Témoignage de Fabien Genovesio, chargé de mission développement économique - Commune de Bassens (33)
« La métropole bordelaise et plus particulièrement la presqu’île d’Ambès constituent un territoire influencé par les évènements fluviomaritimes et les crues de la Garonne pouvant aboutir à des inondations sur des secteurs sensibles ou vulnérables.
Le retour d’expériences partagé des évènements plus ou moins récents (tempêtes du 27 décembre 1999, Xynthia en février/mars 2010, évènements de février 2014 et grandes marées de 2015…) a démontré tout l’intérêt d’une approche transversale et d’une stratégie commune.
Dès 2016, certaines communes particulièrement actives sur les questions du risque inondation et les services concernés de Bordeaux Métropole ont réfléchi à l’élaboration d’une culture de travail commune et à la préfiguration d’outils de coordinations des acteurs. Cette volonté a abouti à la mise en œuvre d’un plan d’intervention inondation (P2I) métropolitain constituant le document de référence sur les postures opérationnelles à adopter en fonction d’un scénario de débordement.

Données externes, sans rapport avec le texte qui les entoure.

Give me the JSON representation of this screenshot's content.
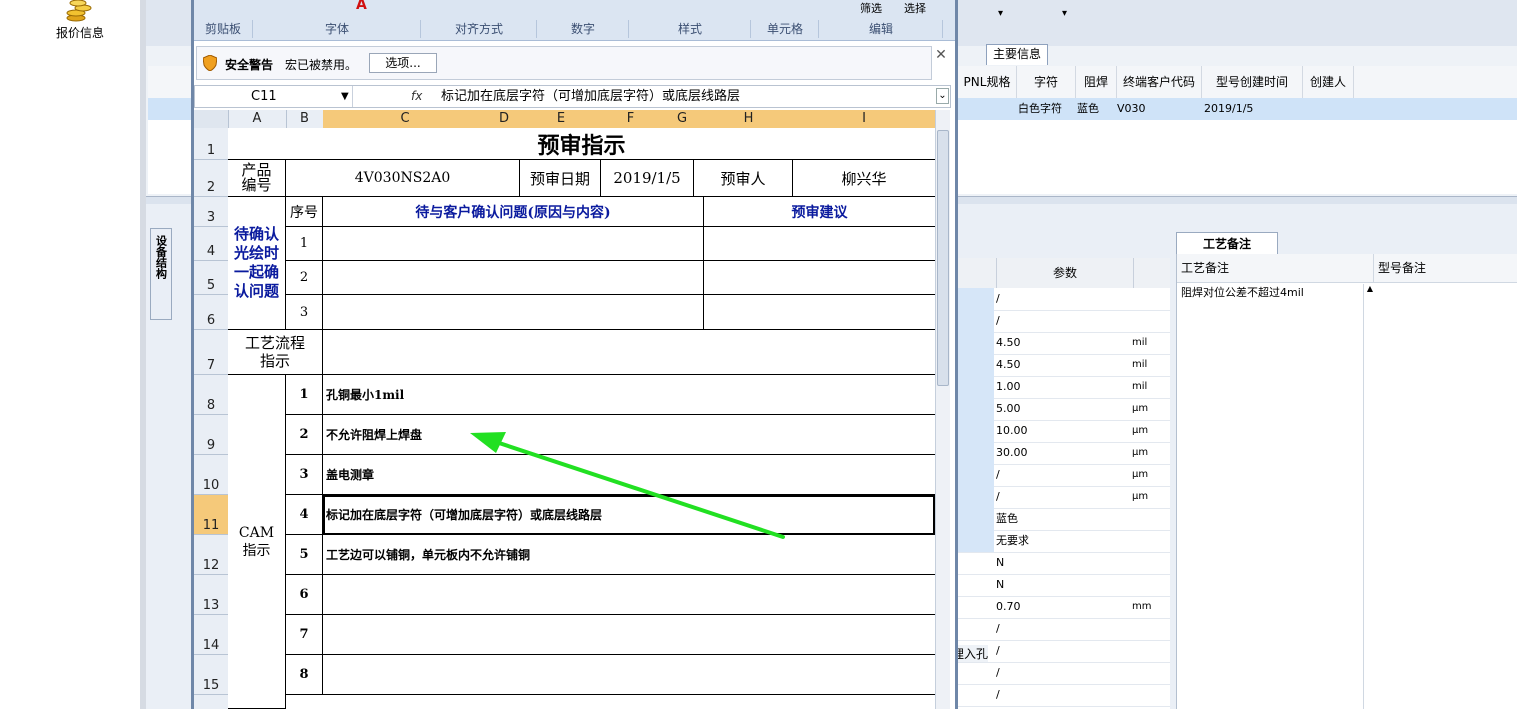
{
  "left_panel": {
    "quote_label": "报价信息"
  },
  "ribbon": {
    "groups": [
      "剪贴板",
      "字体",
      "对齐方式",
      "数字",
      "样式",
      "单元格",
      "编辑"
    ],
    "edit_buttons": [
      "筛选",
      "选择"
    ]
  },
  "security_bar": {
    "title": "安全警告",
    "message": "宏已被禁用。",
    "options_button": "选项..."
  },
  "formula_bar": {
    "name_box": "C11",
    "fx": "fx",
    "content": "标记加在底层字符（可增加底层字符）或底层线路层"
  },
  "columns": [
    "A",
    "B",
    "C",
    "D",
    "E",
    "F",
    "G",
    "H",
    "I"
  ],
  "rows": [
    "1",
    "2",
    "3",
    "4",
    "5",
    "6",
    "7",
    "8",
    "9",
    "10",
    "11",
    "12",
    "13",
    "14",
    "15"
  ],
  "active_row": "11",
  "sheet": {
    "title": "预审指示",
    "product_label": "产品编号",
    "product_value": "4V030NS2A0",
    "date_label": "预审日期",
    "date_value": "2019/1/5",
    "reviewer_label": "预审人",
    "reviewer_value": "柳兴华",
    "pending_label": "待确认光绘时一起确认问题",
    "seq_header": "序号",
    "issue_header": "待与客户确认问题(原因与内容)",
    "advice_header": "预审建议",
    "pending_seq": [
      "1",
      "2",
      "3"
    ],
    "process_label": "工艺流程指示",
    "cam_label": "CAM指示",
    "cam_items": [
      {
        "no": "1",
        "text": "孔铜最小1mil"
      },
      {
        "no": "2",
        "text": "不允许阻焊上焊盘"
      },
      {
        "no": "3",
        "text": "盖电测章"
      },
      {
        "no": "4",
        "text": "标记加在底层字符（可增加底层字符）或底层线路层"
      },
      {
        "no": "5",
        "text": "工艺边可以铺铜，单元板内不允许铺铜"
      },
      {
        "no": "6",
        "text": ""
      },
      {
        "no": "7",
        "text": ""
      },
      {
        "no": "8",
        "text": ""
      }
    ]
  },
  "background_app": {
    "tab_main": "主要信息",
    "grid_headers": [
      "PNL规格",
      "字符",
      "阻焊",
      "终端客户代码",
      "型号创建时间",
      "创建人"
    ],
    "grid_row": [
      "",
      "白色字符",
      "蓝色",
      "V030",
      "2019/1/5",
      ""
    ],
    "vertical_tab": "设备结构",
    "param_header": "参数",
    "params": [
      {
        "v": "/",
        "u": ""
      },
      {
        "v": "/",
        "u": ""
      },
      {
        "v": "4.50",
        "u": "mil"
      },
      {
        "v": "4.50",
        "u": "mil"
      },
      {
        "v": "1.00",
        "u": "mil"
      },
      {
        "v": "5.00",
        "u": "μm"
      },
      {
        "v": "10.00",
        "u": "μm"
      },
      {
        "v": "30.00",
        "u": "μm"
      },
      {
        "v": "/",
        "u": "μm"
      },
      {
        "v": "/",
        "u": "μm"
      },
      {
        "v": "蓝色",
        "u": ""
      },
      {
        "v": "无要求",
        "u": ""
      },
      {
        "v": "N",
        "u": ""
      },
      {
        "v": "N",
        "u": ""
      },
      {
        "v": "0.70",
        "u": "mm"
      },
      {
        "v": "/",
        "u": ""
      },
      {
        "v": "/",
        "u": ""
      },
      {
        "v": "/",
        "u": ""
      },
      {
        "v": "/",
        "u": ""
      }
    ],
    "param_side_label": "埋入孔",
    "notes_tab": "工艺备注",
    "notes_col1": "工艺备注",
    "notes_col2": "型号备注",
    "notes_text": "阻焊对位公差不超过4mil"
  },
  "colors": {
    "arrow": "#22e022",
    "active_header": "#f5c97a",
    "blue_text": "#0a1a9e"
  }
}
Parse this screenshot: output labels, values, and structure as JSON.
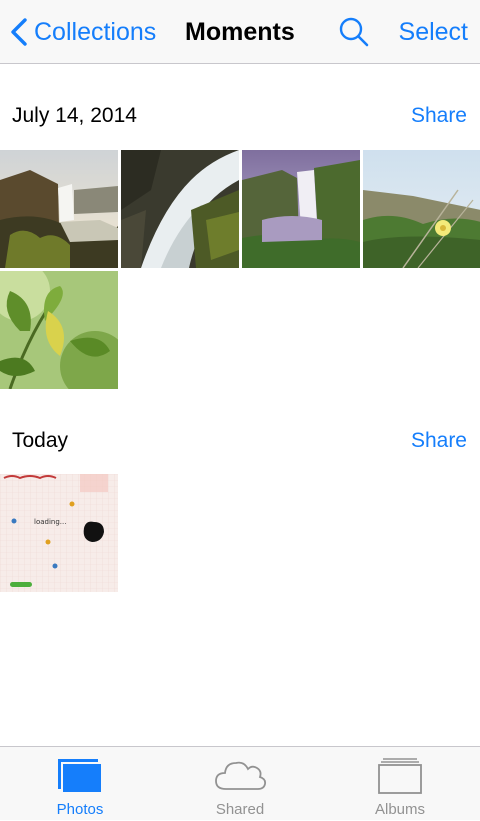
{
  "nav": {
    "back_label": "Collections",
    "title": "Moments",
    "select_label": "Select",
    "search_icon": "search-icon"
  },
  "sections": [
    {
      "date": "July 14, 2014",
      "share_label": "Share",
      "photos": [
        "waterfall-sunset",
        "waterfall-longexposure",
        "waterfall-cliff",
        "wildflowers",
        "green-leaf"
      ]
    },
    {
      "date": "Today",
      "share_label": "Share",
      "photos": [
        "game-screenshot"
      ]
    }
  ],
  "game_thumb": {
    "loading_text": "loading..."
  },
  "tabs": [
    {
      "label": "Photos",
      "icon": "photos-icon",
      "active": true
    },
    {
      "label": "Shared",
      "icon": "cloud-icon",
      "active": false
    },
    {
      "label": "Albums",
      "icon": "albums-icon",
      "active": false
    }
  ],
  "colors": {
    "accent": "#157efb",
    "inactive": "#929292",
    "bar_bg": "#f8f8f8"
  }
}
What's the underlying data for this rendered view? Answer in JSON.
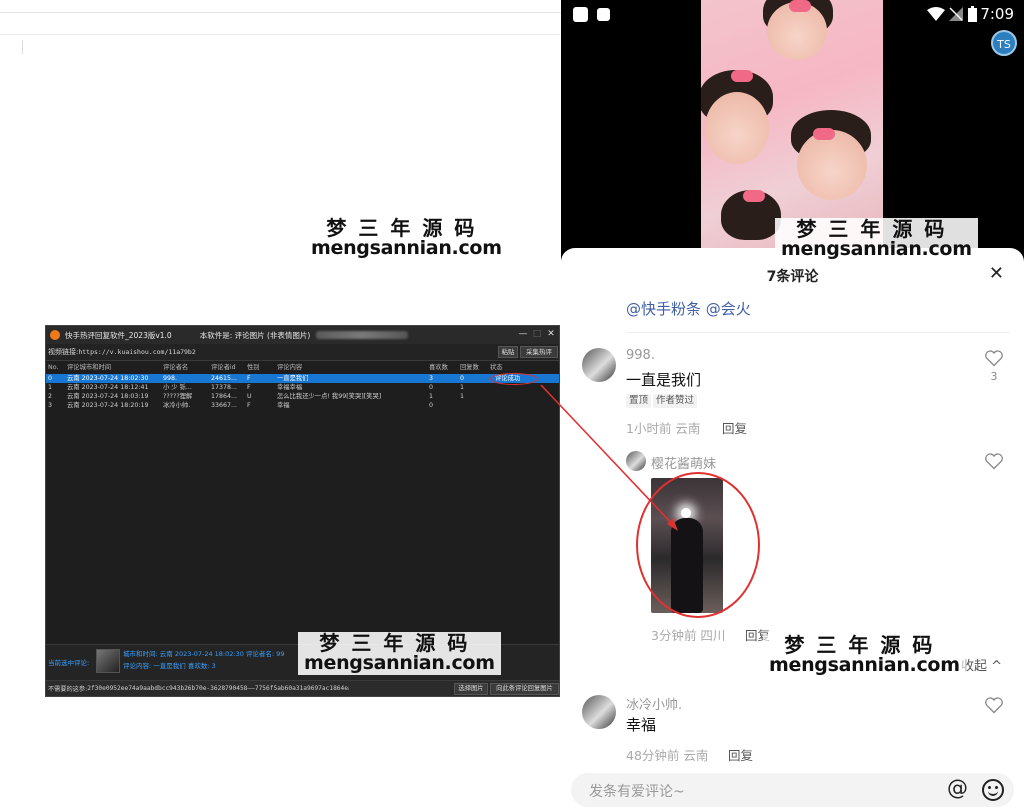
{
  "watermark": {
    "cn": "梦三年源码",
    "en": "mengsannian.com"
  },
  "tool": {
    "title": "快手热评回复软件_2023版v1.0",
    "note": "本软件是: 评论图片 (非表情图片)",
    "url_label": "视频链接:",
    "url_value": "https://v.kuaishou.com/11a79b2",
    "paste_button": "粘贴",
    "collect_button": "采集热评",
    "columns": [
      "No.",
      "评论城市和时间",
      "评论者名",
      "评论者id",
      "性别",
      "评论内容",
      "喜欢数",
      "回复数",
      "状态"
    ],
    "rows": [
      [
        "0",
        "云南 2023-07-24 18:02:30",
        "998.",
        "24615...",
        "F",
        "一直是我们",
        "3",
        "0",
        "评论成功"
      ],
      [
        "1",
        "云南 2023-07-24 18:12:41",
        "小 少 铄...",
        "17378...",
        "F",
        "幸福幸福",
        "0",
        "1",
        ""
      ],
      [
        "2",
        "云南 2023-07-24 18:03:19",
        "?????狸解",
        "17864...",
        "U",
        "怎么比我还少一点! 我99[笑哭][笑哭]",
        "1",
        "1",
        ""
      ],
      [
        "3",
        "云南 2023-07-24 18:20:19",
        "冰冷小帅.",
        "33667...",
        "F",
        "幸福",
        "0",
        "",
        ""
      ]
    ],
    "current_label": "当前选中评论:",
    "detail_line1": "城市和时间: 云南 2023-07-24 18:02:30 评论者名: 99",
    "detail_line2": "评论内容: 一直是我们    喜欢数: 3",
    "status_label": "不需要的这参:",
    "status_value": "2f30e0952ee74a9aabdbcc943b26b70e-3628790458——7756f5ab60a31a9697ac1864ea0b45b——A8EF755E-A0A7-4D",
    "select_image_button": "选择图片",
    "reply_button": "向此条评论回复图片"
  },
  "phone": {
    "time": "7:09",
    "ts_badge": "TS",
    "sheet_title": "7条评论",
    "close": "✕",
    "mention": "@快手粉条 @会火",
    "comments": [
      {
        "name": "998.",
        "text": "一直是我们",
        "tags": [
          "置顶",
          "作者赞过"
        ],
        "meta": "1小时前 云南",
        "reply": "回复",
        "likes": "3"
      },
      {
        "name": "樱花酱萌妹",
        "meta": "3分钟前 四川",
        "reply": "回复"
      },
      {
        "name": "冰冷小帅.",
        "text": "幸福",
        "meta": "48分钟前 云南",
        "reply": "回复"
      }
    ],
    "collapse": "收起 ^",
    "input_placeholder": "发条有爱评论~",
    "at_symbol": "@"
  },
  "colors": {
    "accent_blue": "#1877d2",
    "annotation_red": "#e03030",
    "mention_blue": "#3f5fa8"
  }
}
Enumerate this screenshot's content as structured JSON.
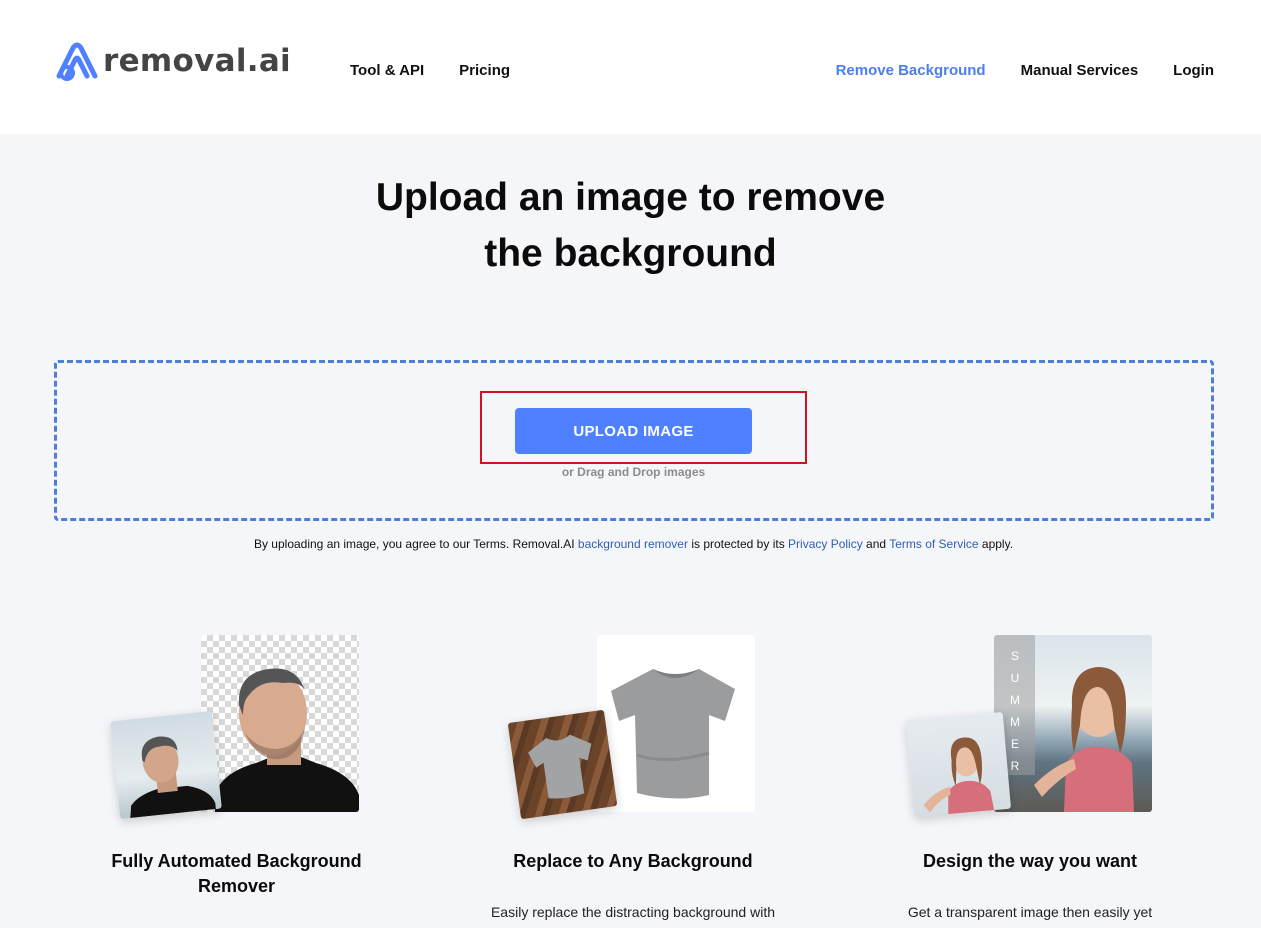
{
  "header": {
    "logo_text": "removal.ai",
    "nav_left": [
      "Tool & API",
      "Pricing"
    ],
    "nav_right": [
      {
        "label": "Remove Background",
        "active": true
      },
      {
        "label": "Manual Services",
        "active": false
      },
      {
        "label": "Login",
        "active": false
      }
    ]
  },
  "hero": {
    "title_line1": "Upload an image to remove",
    "title_line2": "the background"
  },
  "upload": {
    "button_label": "UPLOAD IMAGE",
    "drag_drop_text": "or Drag and Drop images"
  },
  "terms": {
    "prefix": "By uploading an image, you agree to our Terms. Removal.AI ",
    "link1": "background remover",
    "middle": " is protected by its ",
    "link2": "Privacy Policy",
    "and": " and ",
    "link3": "Terms of Service",
    "suffix": " apply."
  },
  "features": [
    {
      "title": "Fully Automated Background Remover",
      "description": ""
    },
    {
      "title": "Replace to Any Background",
      "description": "Easily replace the distracting background with"
    },
    {
      "title": "Design the way you want",
      "description": "Get a transparent image then easily yet"
    }
  ],
  "summer_letters": [
    "S",
    "U",
    "M",
    "M",
    "E",
    "R"
  ],
  "colors": {
    "accent": "#4f80ff",
    "active_nav": "#4c7ef0",
    "dropzone_border": "#4f7ed9",
    "highlight": "#d4121d",
    "link": "#2f5fb5",
    "page_bg": "#f5f6f9"
  }
}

Par la suite, c’est bien l’enjeu d’harmoniser les PCS communaux des 16 communes de Bordeaux Métropole soumises au risque inondation qui a constitué la réponse pragmatique, coordonnée et opérationnelle de gestion de crise. Ce travail en commun, à l’initiative de Bordeaux Métropole accompagnée par le BET RisCrises, permet à chaque acteur de terrain d’être au même niveau et de disposer d’outils opérationnels communs, intuitifs et adaptés aux réalités locales.
Au final, cette démarche a enrichi mutuellement chaque acteur et permet de mettre en perspective collectivement une réponse opérationnelle face à un risque majeur d’autant plus prégnant dans les années à venir avec les effets du changement climatique. »
Non loin des objectifs du plan intercommunal de sauvegarde (PICS), Bordeaux Métropole aspire davantage, par son approche intercommunale, à l’harmonisation des organisations communales de crise des différentes communes de l’intercommunalité soumises au risque inondation. Cette stratégie permet d’assurer une structuration en miroir des dispositifs et outils opérationnels de gestion de crise à l’échelle métropolitaine et l’éventuelle prise en main par les forces de secours opérant sur le terrain.
Cette démarche, en amont, d’harmonisation et de mise à disposition de supports communs est un premier pas vers le PICS. Le Plan intercommunal de sauvegarde ne peut être efficient que si les PCS sont connus, acceptés et réalisés sur toutes les communes du territoire concerné. Un travail préliminaire de sensibilisation, de création d’un groupe de travail intercommunal et d’un vocabulaire commun facilite alors les démarches à plus grande échelle.